Hai lavorato con i grandi del cinema, che ricordi hai sul set? «Fellini: magico, intoccabile. Al provino l’ho “ingannato”. Per somigliare un po’ ad Anita Ekberg ho messo dei calzini nel reggiseno. Purtroppo un calzino è fuoriuscito, e lui ha detto: “E quello cos’è?”.
A quel punto ho confessato: “Volevo solo somigliare alla Ekberg!”. Lui si è messo a ridere: “Ti prendo per la simpatia”». E Risi, Monicelli, Depardieu? «Dino Risi, complice e simpatico. Vittorio Gassman era umile e affascinante.
Ero pazza di lui, gli scrissi una poesia d’amore, ma non gliela lessi mai. Depardieu: un giocherellone, capace di ridere e scherzare due secondi prima del ciak e poi recitare con una sicurezza innata. Chabrol era un intellettuale, affascinato dalle storie delle donne. Monicelli era esigente, umorale, un vero Maestro». Hai detto: «Nel mondo dello spettacolo Anni 80 era più importante apparire che essere».
E oggi? «C’è più profondità intellettuale, più ricerca sia nella scrittura sia nello studio dei personaggi. È cambiato tutto, una sola cosa è rimasta uguale: il cinema è ancora in mano agli uomini. Quando c’è una produzione femminile se ne parla tanto perché è raro vederne». Con chi sogni di lavorare? «Sorrentino e Tornatore. E poi Ferzan Özpetek: sarebbe un privilegio essere diretta da lui. Firmerei un contratto alla cieca, sono sempre pronta a dirgli sì e lui lo sa.
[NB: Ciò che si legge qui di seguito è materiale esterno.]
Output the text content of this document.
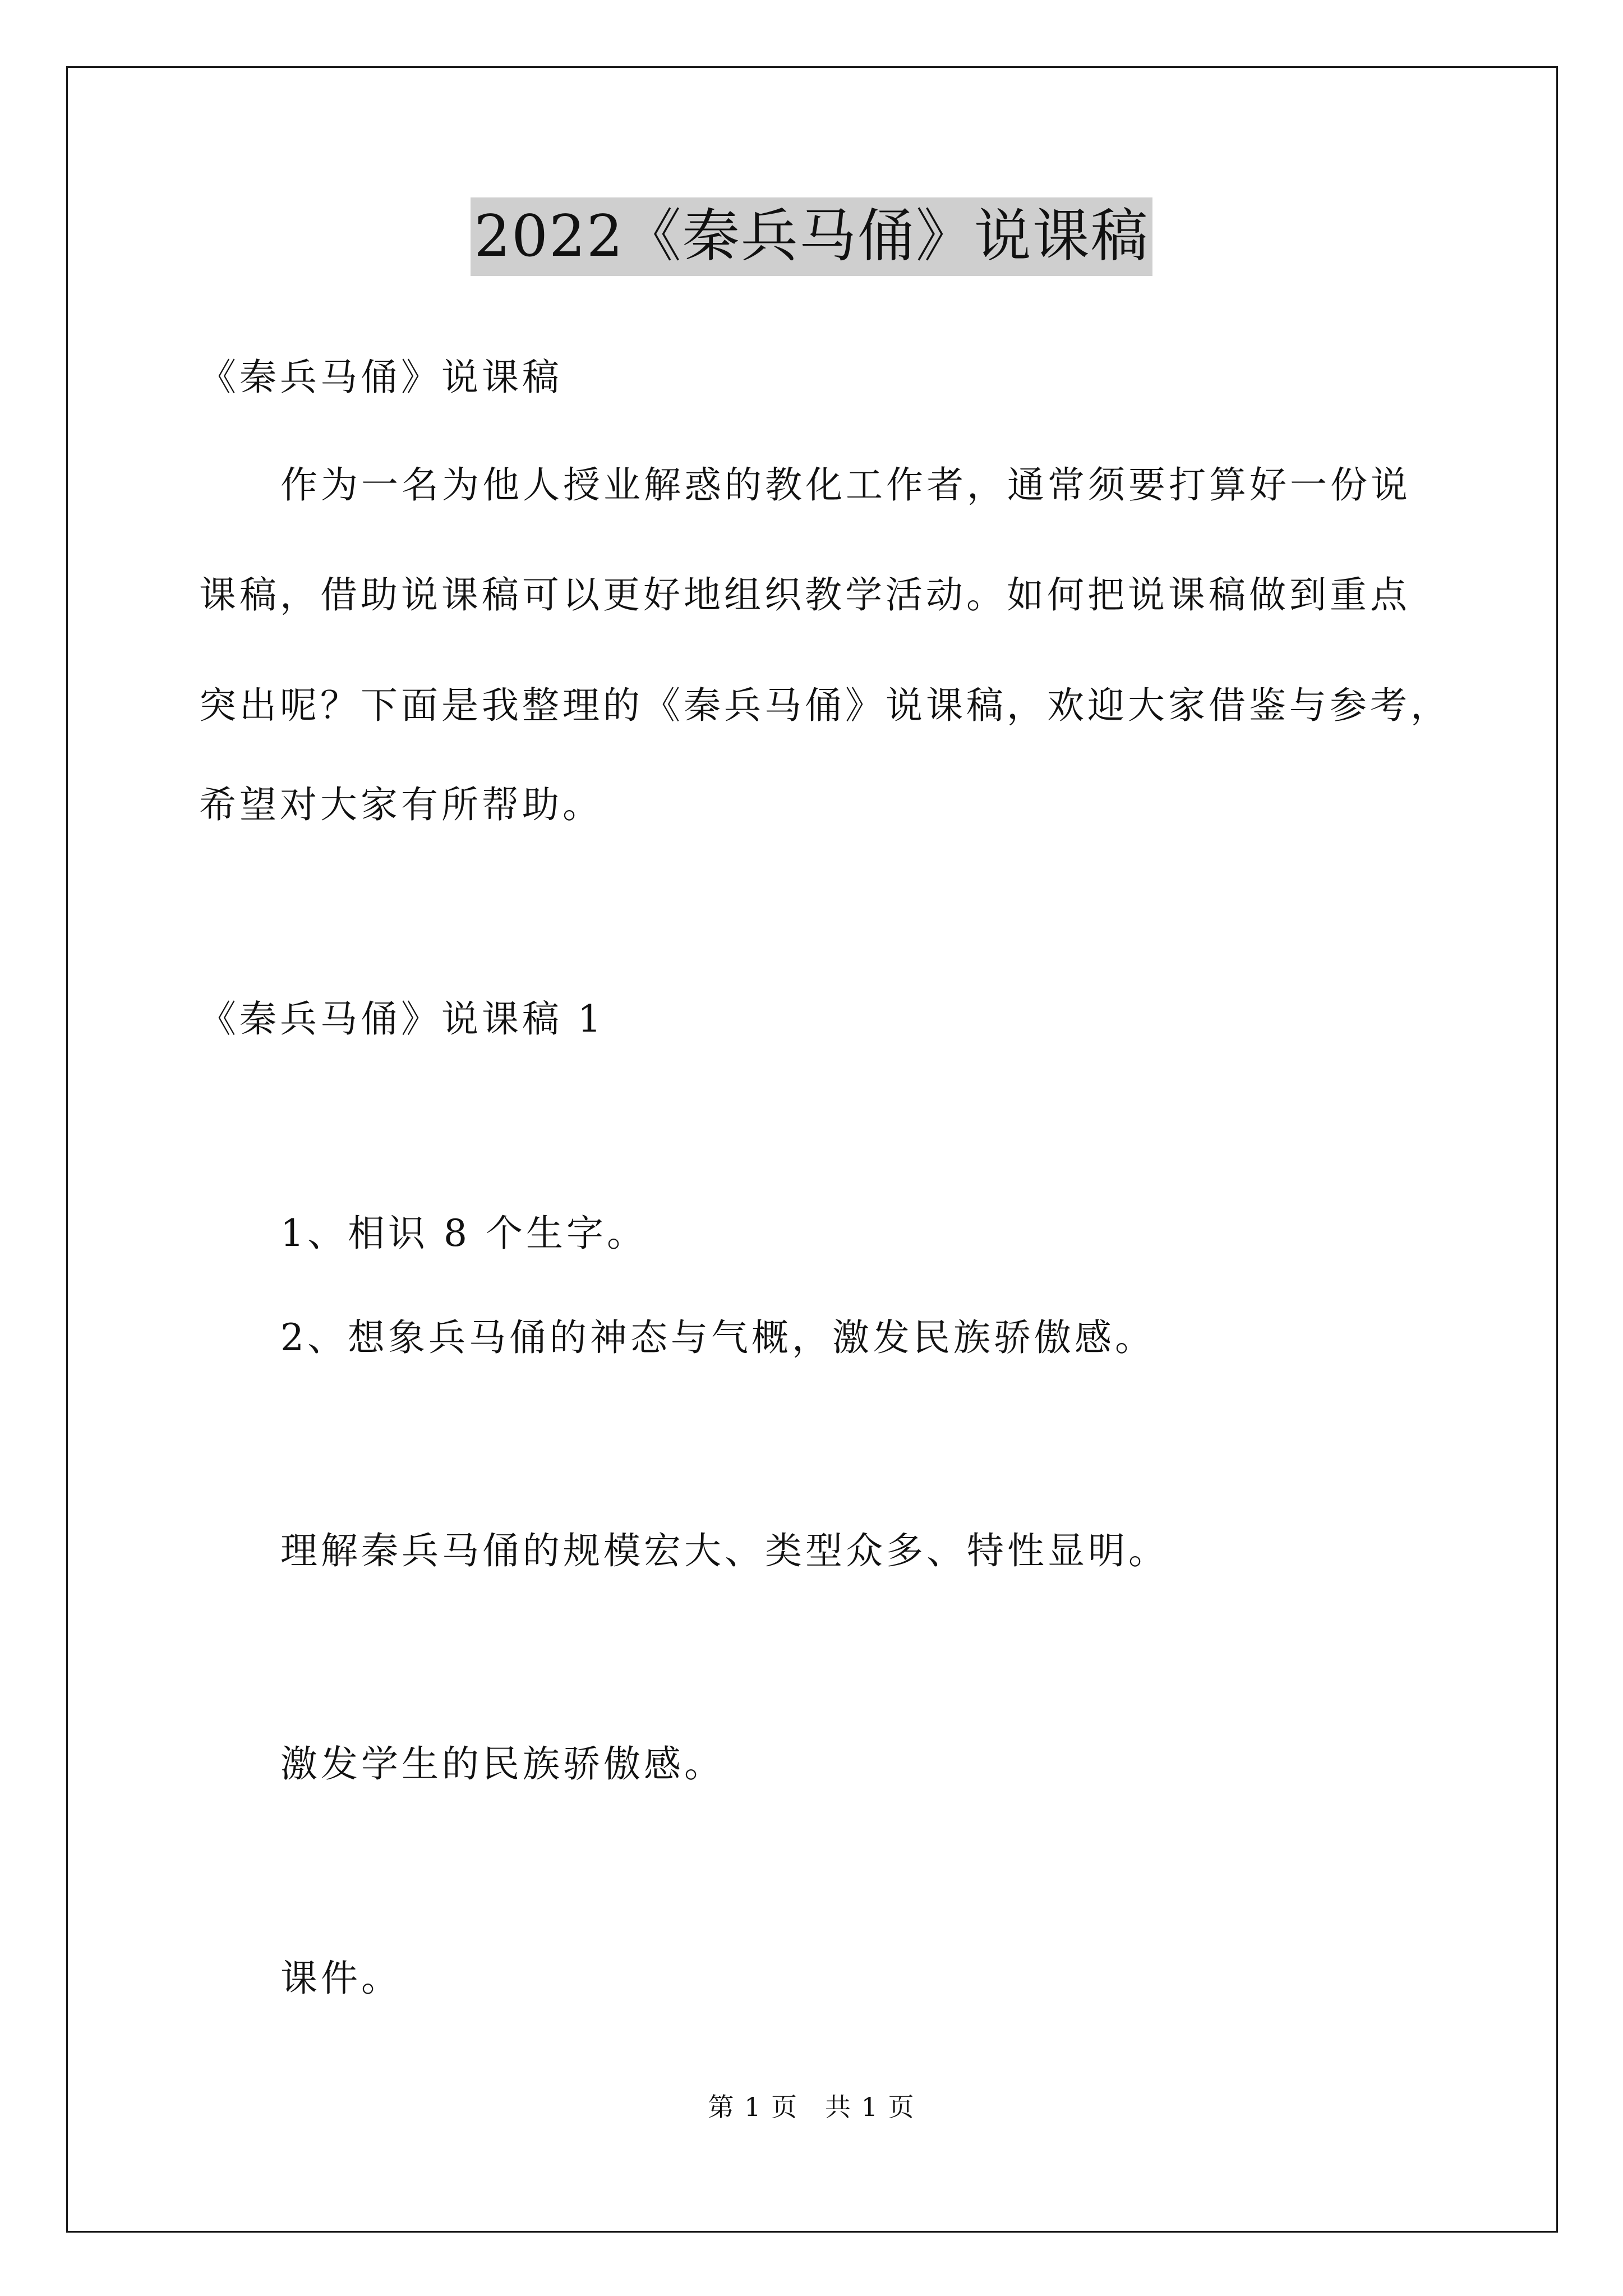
2022《秦兵马俑》说课稿
《秦兵马俑》说课稿
作为一名为他人授业解惑的教化工作者，通常须要打算好一份说
课稿，借助说课稿可以更好地组织教学活动。如何把说课稿做到重点
突出呢？下面是我整理的《秦兵马俑》说课稿，欢迎大家借鉴与参考，
希望对大家有所帮助。
《秦兵马俑》说课稿 1
1、相识 8 个生字。
2、想象兵马俑的神态与气概，激发民族骄傲感。
理解秦兵马俑的规模宏大、类型众多、特性显明。
激发学生的民族骄傲感。
课件。
第 1 页　共 1 页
Ho sperato molto mi prendesse per la serie Le fate ignoranti». E in Tv? «Mi piacerebbe un programma in stile Stranamore, con storie di sentimenti delusi, di abbandoni in età adulta. Per me non c’è vita senza amore». Se tornassi indietro cosa non rifaresti? «Forse non lascerei Parigi.
Se fossi rimasta in Francia, dopo il successo di Les anges gardiens, di Jean-Marie Poiré, forse avrei avuto un’altra carriera, le cose sarebbero andate diversamente. Ma poi penso che non avrei incontrato Imma. Da un sogno lavorativo infranto ne è nato uno d’amore». È vero che con Imma c’è il progetto di allargare la famiglia? «Sì, ma è un percorso molto lungo.
Prima del conflitto ucraino avevamo avviato le pratiche per diventare affidatarie, esattamente “zie affidatarie”, di bambini e ragazzi che hanno già dei genitori, che non riescono però a garantire loro l’istruzione e una vita soddisfacente.
Una volta scoppiata la guerra le cose sono cambiate e con l’associazione Mamme matte abbiamo dato disponibilità ad accogliere in casa nostra una madre con figli profughi di guerra». Dove affonda le radici il legame tra te e Imma? «Nei valori che ci hanno trasmesso le nostre famiglie. Siamo due donne moderne e progressiste nel pensiero e nei fatti, ma la nostra quotidianità è normale e molto legata alle tradizioni».